The next, its body split cleanly in two.

Silence fell on the stone platform for several seconds.

The halves drifted apart, dissolving into fragments of radiant dust. The scream that followed was not sound but a distortion of reality itself, a vibration that made even the remaining gods recoil.

Urana smiled faintly.

"So you can die."

The other six moved at once.

The one with twelve arms summoned spears of condensed starlight and hurled them downward. Another conjured blades formed from scripture itself, glowing words slicing through the air. The largest descended directly, wielding a hammer forged of collapsing suns.

The battle that followed shattered the sky itself.

Urana moved like a phantom. His blindness meant nothing; he sensed fluctuations in divinity itself. He deflected spears of light with arcs of silver brilliance. Each clash tore fissures through the clouds.

A hammer struck the mountain, splitting it down its spine. Urana leapt from falling stone, twisting midair to sever three divine arms in a single sweep.

Golden ichor rained from the heavens.

Days passed.

The sun rose and fell unseen behind a sky painted crimson. The world below trembled as oceans surged and forests bent under unnatural gravity.

Urana bled from a hundred wounds. His silver armor was shattered, hanging in fragments from a body carved by war. Flesh burned where divine energy touched him. Yet he laughed like he was having the time of his life.

"Yes…" he rasped. "That's it. You're afraid."

"WE DO NOT FEAR," one hissed but its halo flickered like it was unsure of itself.

They gathered together.

Their remaining arms intertwined. Light pooled between them, forming a sphere of impossible beauty with every color known and unknown swirling within it. It hummed with finality.

"WE SHALL ERASE YOU."

Urana could barely stand. His vision was darkness but he sensed the weight of the attack. It would not just kill him.

It would unmake him.

Yet, there was not a sliver of fear in his soul.

He leaned on his spear.

"I suppose… this is the end, old friend."

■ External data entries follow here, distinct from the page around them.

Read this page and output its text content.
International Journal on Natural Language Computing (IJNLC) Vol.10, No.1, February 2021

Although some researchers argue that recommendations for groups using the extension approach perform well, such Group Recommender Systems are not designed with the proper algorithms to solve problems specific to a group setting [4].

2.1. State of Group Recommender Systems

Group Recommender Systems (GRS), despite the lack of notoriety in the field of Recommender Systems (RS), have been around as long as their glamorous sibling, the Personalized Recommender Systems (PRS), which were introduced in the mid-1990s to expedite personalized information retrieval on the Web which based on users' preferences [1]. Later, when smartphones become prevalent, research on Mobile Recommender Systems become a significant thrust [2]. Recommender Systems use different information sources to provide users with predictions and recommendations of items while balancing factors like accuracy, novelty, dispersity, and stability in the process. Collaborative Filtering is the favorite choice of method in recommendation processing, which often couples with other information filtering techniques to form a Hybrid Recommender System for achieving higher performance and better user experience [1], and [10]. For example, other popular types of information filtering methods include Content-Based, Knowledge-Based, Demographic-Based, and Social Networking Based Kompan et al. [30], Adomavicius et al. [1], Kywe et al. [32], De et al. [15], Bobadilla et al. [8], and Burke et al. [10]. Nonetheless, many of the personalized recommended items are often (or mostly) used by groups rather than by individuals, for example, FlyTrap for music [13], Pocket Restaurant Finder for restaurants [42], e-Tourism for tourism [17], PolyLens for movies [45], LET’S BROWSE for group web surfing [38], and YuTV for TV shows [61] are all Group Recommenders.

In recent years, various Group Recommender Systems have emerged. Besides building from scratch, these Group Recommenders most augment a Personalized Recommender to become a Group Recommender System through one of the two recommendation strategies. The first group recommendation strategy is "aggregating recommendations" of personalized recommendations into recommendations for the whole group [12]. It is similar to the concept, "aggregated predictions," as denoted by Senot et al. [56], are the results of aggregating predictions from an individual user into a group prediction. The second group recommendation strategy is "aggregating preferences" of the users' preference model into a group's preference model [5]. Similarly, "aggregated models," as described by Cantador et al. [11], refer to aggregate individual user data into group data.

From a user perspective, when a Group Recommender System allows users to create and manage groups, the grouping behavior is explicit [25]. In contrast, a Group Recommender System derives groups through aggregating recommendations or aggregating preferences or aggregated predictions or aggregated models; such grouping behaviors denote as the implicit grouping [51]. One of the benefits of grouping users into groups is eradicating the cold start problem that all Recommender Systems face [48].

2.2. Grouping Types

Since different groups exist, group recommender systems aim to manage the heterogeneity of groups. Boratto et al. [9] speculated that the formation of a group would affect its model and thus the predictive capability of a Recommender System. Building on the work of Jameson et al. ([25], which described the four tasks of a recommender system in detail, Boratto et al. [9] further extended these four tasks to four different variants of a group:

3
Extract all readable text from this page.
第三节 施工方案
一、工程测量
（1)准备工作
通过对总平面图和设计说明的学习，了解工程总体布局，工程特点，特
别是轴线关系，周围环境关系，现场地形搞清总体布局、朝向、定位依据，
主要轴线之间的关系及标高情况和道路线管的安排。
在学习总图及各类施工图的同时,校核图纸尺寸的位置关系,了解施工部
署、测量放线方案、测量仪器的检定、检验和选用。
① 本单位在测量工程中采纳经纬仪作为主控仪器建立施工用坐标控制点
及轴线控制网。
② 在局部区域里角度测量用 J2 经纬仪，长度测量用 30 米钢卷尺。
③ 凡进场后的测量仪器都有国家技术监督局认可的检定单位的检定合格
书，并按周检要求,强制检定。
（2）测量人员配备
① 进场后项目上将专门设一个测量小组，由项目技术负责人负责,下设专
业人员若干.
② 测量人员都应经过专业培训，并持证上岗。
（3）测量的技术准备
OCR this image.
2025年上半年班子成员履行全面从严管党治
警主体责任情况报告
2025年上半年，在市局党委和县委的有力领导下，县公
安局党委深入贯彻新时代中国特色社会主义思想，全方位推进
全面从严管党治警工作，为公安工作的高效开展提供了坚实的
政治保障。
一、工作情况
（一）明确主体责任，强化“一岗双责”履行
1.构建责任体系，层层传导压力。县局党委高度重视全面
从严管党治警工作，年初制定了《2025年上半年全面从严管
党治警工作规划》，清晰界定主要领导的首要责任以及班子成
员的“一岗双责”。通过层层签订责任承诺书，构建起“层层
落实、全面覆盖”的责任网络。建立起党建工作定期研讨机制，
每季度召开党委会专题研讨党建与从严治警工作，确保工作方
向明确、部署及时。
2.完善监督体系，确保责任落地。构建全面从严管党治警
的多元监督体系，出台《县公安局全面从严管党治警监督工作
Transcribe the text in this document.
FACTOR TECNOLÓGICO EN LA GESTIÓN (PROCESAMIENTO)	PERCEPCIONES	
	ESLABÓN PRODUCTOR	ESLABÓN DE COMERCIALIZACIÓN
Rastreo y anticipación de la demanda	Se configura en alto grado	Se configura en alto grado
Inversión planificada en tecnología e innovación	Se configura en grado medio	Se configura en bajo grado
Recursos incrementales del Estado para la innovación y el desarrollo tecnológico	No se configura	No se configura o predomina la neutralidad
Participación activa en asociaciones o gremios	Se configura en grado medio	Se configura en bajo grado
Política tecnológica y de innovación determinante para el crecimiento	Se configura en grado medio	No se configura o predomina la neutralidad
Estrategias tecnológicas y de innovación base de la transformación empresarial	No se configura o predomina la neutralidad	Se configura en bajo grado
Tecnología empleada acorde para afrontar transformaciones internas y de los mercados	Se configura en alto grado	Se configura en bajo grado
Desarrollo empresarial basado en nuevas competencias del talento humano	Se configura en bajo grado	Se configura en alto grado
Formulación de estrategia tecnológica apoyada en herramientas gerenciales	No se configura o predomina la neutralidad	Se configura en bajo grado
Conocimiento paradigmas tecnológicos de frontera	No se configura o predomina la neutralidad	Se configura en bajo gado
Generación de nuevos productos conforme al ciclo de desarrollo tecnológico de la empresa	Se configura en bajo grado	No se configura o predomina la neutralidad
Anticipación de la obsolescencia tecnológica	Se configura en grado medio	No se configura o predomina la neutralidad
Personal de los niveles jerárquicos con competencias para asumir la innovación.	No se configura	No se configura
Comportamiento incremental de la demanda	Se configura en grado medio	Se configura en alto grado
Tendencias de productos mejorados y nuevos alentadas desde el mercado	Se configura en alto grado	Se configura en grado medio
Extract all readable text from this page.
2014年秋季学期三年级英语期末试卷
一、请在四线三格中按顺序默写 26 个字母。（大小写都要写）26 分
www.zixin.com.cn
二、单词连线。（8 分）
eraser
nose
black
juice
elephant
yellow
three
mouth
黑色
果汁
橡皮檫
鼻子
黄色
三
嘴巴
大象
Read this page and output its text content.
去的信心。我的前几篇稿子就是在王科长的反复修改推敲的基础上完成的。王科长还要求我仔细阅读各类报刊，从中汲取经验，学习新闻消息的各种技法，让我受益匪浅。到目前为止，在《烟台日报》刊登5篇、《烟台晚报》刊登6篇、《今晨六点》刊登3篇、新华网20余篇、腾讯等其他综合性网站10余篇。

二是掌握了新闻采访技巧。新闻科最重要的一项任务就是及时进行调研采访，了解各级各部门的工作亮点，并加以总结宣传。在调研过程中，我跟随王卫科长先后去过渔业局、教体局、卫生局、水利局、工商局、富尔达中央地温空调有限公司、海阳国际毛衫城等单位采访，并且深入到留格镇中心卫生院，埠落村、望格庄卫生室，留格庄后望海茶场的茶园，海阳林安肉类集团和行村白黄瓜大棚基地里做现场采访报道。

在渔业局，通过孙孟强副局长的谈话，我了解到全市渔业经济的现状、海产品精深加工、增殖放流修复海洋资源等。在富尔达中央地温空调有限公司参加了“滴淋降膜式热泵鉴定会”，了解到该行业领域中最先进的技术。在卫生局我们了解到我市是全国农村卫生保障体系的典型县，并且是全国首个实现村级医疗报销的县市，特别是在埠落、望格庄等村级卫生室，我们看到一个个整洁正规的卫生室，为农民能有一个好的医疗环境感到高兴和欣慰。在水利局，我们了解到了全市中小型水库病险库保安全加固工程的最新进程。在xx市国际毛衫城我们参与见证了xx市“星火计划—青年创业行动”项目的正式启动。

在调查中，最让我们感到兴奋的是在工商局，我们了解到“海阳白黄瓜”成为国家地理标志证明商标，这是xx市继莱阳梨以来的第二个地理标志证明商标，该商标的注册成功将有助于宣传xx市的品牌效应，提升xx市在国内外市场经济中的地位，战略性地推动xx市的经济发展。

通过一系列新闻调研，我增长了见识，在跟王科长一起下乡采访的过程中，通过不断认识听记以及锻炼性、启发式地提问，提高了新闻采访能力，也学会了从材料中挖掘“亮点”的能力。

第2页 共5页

The World Ender pulsed weakly.

"We did well."

The orb of annihilation launched.

Space itself screamed as it approached.

Then—

The gods recoiled at the last second.

Black lightning crackled around Urana's spear.

"Impossible," whispered the one with fractured arms. "That energy…"

Urana straightened.

A new presence coiled within him and it was not divine, neither was it of any mortal source. Something born of defiance itself was beginning to emerge.

"You can have my body..."

He screamed out with every ounce of energy he had left to muster.

"I will not give you my soul."

He raised the spear above his head and poured everything into it— every scream, every loss, every ounce of hatred and love twisted together.

Then he swung.

The slash was not light.

It was the absence of light itself.

A black arc carved through existence, splitting the incoming sphere as though it were mist. Reality tore open, revealing a yawning void that devoured the gods' attack whole.

The mountain split perfectly down the center.

Then silence fell.

The tear in space slowly sealed.

When the dust settled, Urana stood for a single breath longer.

Then the World Ender dried in his hands—its liquid brilliance evaporating into nothing. The living silver turned dull. Cracked.

Urana's body shriveled as if something essential had been extracted.

He fell.

The remaining gods hovered in stunned stillness.

Their halos dimmed.

For the first time since creation, they understood something new.

Fear.

One spoke softly, its voice stripped of arrogance. "He fractured the boundary."

Another added, "He reached beyond mortality."

They looked upon the corpse of the man who had challenged heaven and survived long enough to scar it.

They would never forget him.

And somewhere, in a place beyond even their sight—

Something answered the wound he had carved in reality.